In one embodiment, as shown in fig. 4, another training method for re-recognition model is provided, which includes the following steps:

1) and acquiring each labeled sample picture set.

The sample picture set comprises a ternary picture group with positive and negative samples and samples in the same view angle, and a ternary picture group with positive and negative samples and samples in different view angles. Wherein the positive sample and the sample have the same target object, and the negative sample and the sample have different target object.

2) And inputting the ternary picture group with the same visual angle in the sample picture set into a first convolution sub-branch network of the initial re-identification model to obtain a first feature matrix.

3) And inputting the ternary picture groups with different visual angles into a second convolution sub-branch network of the initial re-identification model to obtain a second characteristic matrix.

4) A first loss function is calculated from the first feature matrix.

Wherein the objective of the first penalty function is to maximize the distance between the positive and negative samples of the triplet set for the same view.

5) A second loss function is calculated from the second feature matrix.

Wherein the second penalty function is targeted to maximize the distance between the positive and negative examples of the triplet set for different views.

6) And selecting the characteristic elements of the negative samples of the same view angle from the first characteristic matrix, and selecting the characteristic elements of the positive samples of different view angles from the second characteristic matrix.

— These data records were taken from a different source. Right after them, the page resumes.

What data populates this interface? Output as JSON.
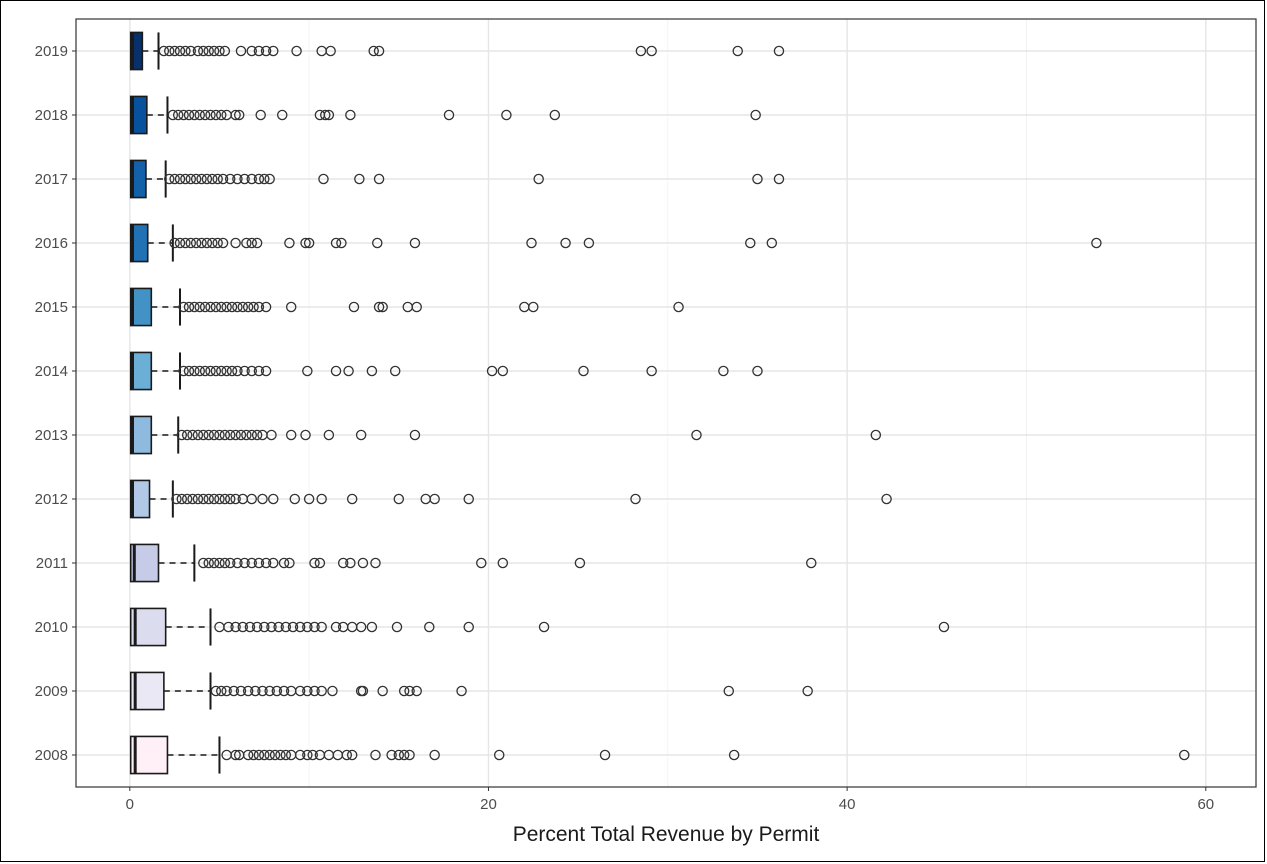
{
  "chart_data": {
    "type": "boxplot",
    "orientation": "horizontal",
    "title": "",
    "xlabel": "Percent Total Revenue by Permit",
    "ylabel": "",
    "xlim": [
      -3,
      62.8
    ],
    "xticks": [
      0,
      20,
      40,
      60
    ],
    "xtick_labels": [
      "0",
      "20",
      "40",
      "60"
    ],
    "grid": true,
    "legend": "none",
    "colors": {
      "2019": "#08306b",
      "2018": "#08519c",
      "2017": "#1361a9",
      "2016": "#2171b5",
      "2015": "#4292c6",
      "2014": "#6baed6",
      "2013": "#8fbadf",
      "2012": "#b1c8e6",
      "2011": "#c6cbe8",
      "2010": "#dcdcef",
      "2009": "#ebe8f5",
      "2008": "#fff0f7"
    },
    "categories": [
      "2019",
      "2018",
      "2017",
      "2016",
      "2015",
      "2014",
      "2013",
      "2012",
      "2011",
      "2010",
      "2009",
      "2008"
    ],
    "boxes": [
      {
        "year": "2019",
        "whisker_low": 0,
        "q1": 0.05,
        "median": 0.15,
        "q3": 0.7,
        "whisker_high": 1.6,
        "outliers": [
          1.9,
          2.2,
          2.5,
          2.8,
          3.1,
          3.4,
          3.8,
          4.1,
          4.4,
          4.7,
          5.0,
          5.3,
          6.2,
          6.8,
          7.2,
          7.6,
          8.0,
          9.3,
          10.7,
          11.2,
          13.6,
          13.9,
          28.5,
          29.1,
          33.9,
          36.2
        ]
      },
      {
        "year": "2018",
        "whisker_low": 0,
        "q1": 0.05,
        "median": 0.15,
        "q3": 0.95,
        "whisker_high": 2.1,
        "outliers": [
          2.4,
          2.7,
          3.0,
          3.3,
          3.6,
          3.9,
          4.2,
          4.5,
          4.8,
          5.1,
          5.4,
          5.9,
          6.1,
          7.3,
          8.5,
          10.6,
          10.9,
          11.1,
          12.3,
          17.8,
          21.0,
          23.7,
          34.9
        ]
      },
      {
        "year": "2017",
        "whisker_low": 0,
        "q1": 0.05,
        "median": 0.15,
        "q3": 0.9,
        "whisker_high": 2.0,
        "outliers": [
          2.2,
          2.5,
          2.8,
          3.1,
          3.4,
          3.7,
          4.0,
          4.3,
          4.6,
          4.9,
          5.2,
          5.6,
          6.0,
          6.4,
          6.8,
          7.2,
          7.5,
          7.8,
          10.8,
          12.8,
          13.9,
          22.8,
          35.0,
          36.2
        ]
      },
      {
        "year": "2016",
        "whisker_low": 0,
        "q1": 0.05,
        "median": 0.15,
        "q3": 1.0,
        "whisker_high": 2.4,
        "outliers": [
          2.5,
          2.8,
          3.1,
          3.4,
          3.7,
          4.0,
          4.3,
          4.6,
          4.9,
          5.2,
          5.9,
          6.5,
          6.8,
          7.1,
          8.9,
          9.8,
          10.0,
          11.5,
          11.8,
          13.8,
          15.9,
          22.4,
          24.3,
          25.6,
          34.6,
          35.8,
          53.9
        ]
      },
      {
        "year": "2015",
        "whisker_low": 0,
        "q1": 0.05,
        "median": 0.15,
        "q3": 1.2,
        "whisker_high": 2.8,
        "outliers": [
          3.0,
          3.3,
          3.6,
          3.9,
          4.2,
          4.5,
          4.8,
          5.1,
          5.4,
          5.7,
          6.0,
          6.3,
          6.6,
          6.9,
          7.2,
          7.6,
          9.0,
          12.5,
          13.9,
          14.1,
          15.5,
          16.0,
          22.0,
          22.5,
          30.6
        ]
      },
      {
        "year": "2014",
        "whisker_low": 0,
        "q1": 0.05,
        "median": 0.15,
        "q3": 1.2,
        "whisker_high": 2.8,
        "outliers": [
          3.0,
          3.3,
          3.6,
          3.9,
          4.2,
          4.5,
          4.8,
          5.1,
          5.4,
          5.7,
          6.0,
          6.4,
          6.8,
          7.2,
          7.6,
          9.9,
          11.5,
          12.2,
          13.5,
          14.8,
          20.2,
          20.8,
          25.3,
          29.1,
          33.1,
          35.0
        ]
      },
      {
        "year": "2013",
        "whisker_low": 0,
        "q1": 0.05,
        "median": 0.15,
        "q3": 1.2,
        "whisker_high": 2.7,
        "outliers": [
          2.9,
          3.2,
          3.5,
          3.8,
          4.1,
          4.4,
          4.7,
          5.0,
          5.3,
          5.6,
          5.9,
          6.2,
          6.5,
          6.8,
          7.1,
          7.4,
          7.9,
          9.0,
          9.8,
          11.1,
          12.9,
          15.9,
          31.6,
          41.6
        ]
      },
      {
        "year": "2012",
        "whisker_low": 0,
        "q1": 0.05,
        "median": 0.15,
        "q3": 1.1,
        "whisker_high": 2.4,
        "outliers": [
          2.6,
          2.9,
          3.2,
          3.5,
          3.8,
          4.1,
          4.4,
          4.7,
          5.0,
          5.3,
          5.6,
          5.9,
          6.3,
          6.8,
          7.4,
          8.0,
          9.2,
          10.0,
          10.7,
          12.4,
          15.0,
          16.5,
          17.0,
          18.9,
          28.2,
          42.2
        ]
      },
      {
        "year": "2011",
        "whisker_low": 0,
        "q1": 0.05,
        "median": 0.25,
        "q3": 1.6,
        "whisker_high": 3.6,
        "outliers": [
          4.1,
          4.4,
          4.7,
          5.0,
          5.3,
          5.6,
          6.0,
          6.4,
          6.8,
          7.2,
          7.6,
          8.0,
          8.6,
          8.9,
          10.3,
          10.6,
          11.9,
          12.3,
          13.0,
          13.7,
          19.6,
          20.8,
          25.1,
          38.0
        ]
      },
      {
        "year": "2010",
        "whisker_low": 0,
        "q1": 0.05,
        "median": 0.3,
        "q3": 2.0,
        "whisker_high": 4.5,
        "outliers": [
          5.0,
          5.5,
          5.9,
          6.3,
          6.7,
          7.1,
          7.5,
          7.9,
          8.3,
          8.7,
          9.1,
          9.5,
          9.9,
          10.3,
          10.7,
          11.5,
          11.9,
          12.4,
          12.9,
          13.5,
          14.9,
          16.7,
          18.9,
          23.1,
          45.4
        ]
      },
      {
        "year": "2009",
        "whisker_low": 0,
        "q1": 0.05,
        "median": 0.3,
        "q3": 1.9,
        "whisker_high": 4.5,
        "outliers": [
          4.8,
          5.1,
          5.4,
          5.8,
          6.2,
          6.6,
          7.0,
          7.4,
          7.8,
          8.2,
          8.6,
          9.0,
          9.5,
          9.9,
          10.3,
          10.7,
          11.3,
          12.9,
          13.0,
          14.1,
          15.3,
          15.6,
          16.0,
          18.5,
          33.4,
          37.8
        ]
      },
      {
        "year": "2008",
        "whisker_low": 0,
        "q1": 0.05,
        "median": 0.3,
        "q3": 2.1,
        "whisker_high": 5.0,
        "outliers": [
          5.4,
          5.9,
          6.1,
          6.6,
          6.9,
          7.2,
          7.5,
          7.8,
          8.1,
          8.4,
          8.7,
          9.0,
          9.5,
          9.9,
          10.2,
          10.6,
          11.1,
          11.6,
          12.1,
          12.4,
          13.7,
          14.6,
          15.0,
          15.3,
          15.6,
          17.0,
          20.6,
          26.5,
          33.7,
          58.8
        ]
      }
    ]
  }
}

7) And calculating a third loss function according to the characteristic elements of the positive samples of different visual angles and the characteristic elements of the negative samples of the same visual angle.

8) Parameters of the initial re-identification model are updated according to the first loss function, the second loss function and the third loss function.

9) And returning to the step of obtaining the marked sample picture sets until an iteration stop condition is reached, and generating a trained re-recognition model.

In the above training method of the re-recognition model, a first loss function is calculated according to the first feature matrix, a second loss function is calculated according to the second feature matrix, and a third loss function is calculated according to the feature elements of the negative samples at the same view angle in the first feature matrix and the feature elements of the positive samples at different view angles in the second feature matrix. And further updating parameters of the initial re-recognition model according to the first loss function, the second loss function and the third loss function until an iteration stop condition is reached, ending the updating of the initial re-recognition model, and generating a trained re-recognition model. The method and the device have the advantages that the triple pictures with the same visual angle and the triple pictures with different visual angles are utilized to carry out targeted training on different branch networks of the initial re-recognition model, so that the obtained re-recognition model can realize re-recognition of the pictures to be detected under different visual angles or under the same visual angle, the matching effect of the third loss function on the same target object under different visual angles can be further improved, the problem that the same target object cannot be accurately recognized due to large angle difference can be avoided, and the target re-recognition accuracy can be further improved.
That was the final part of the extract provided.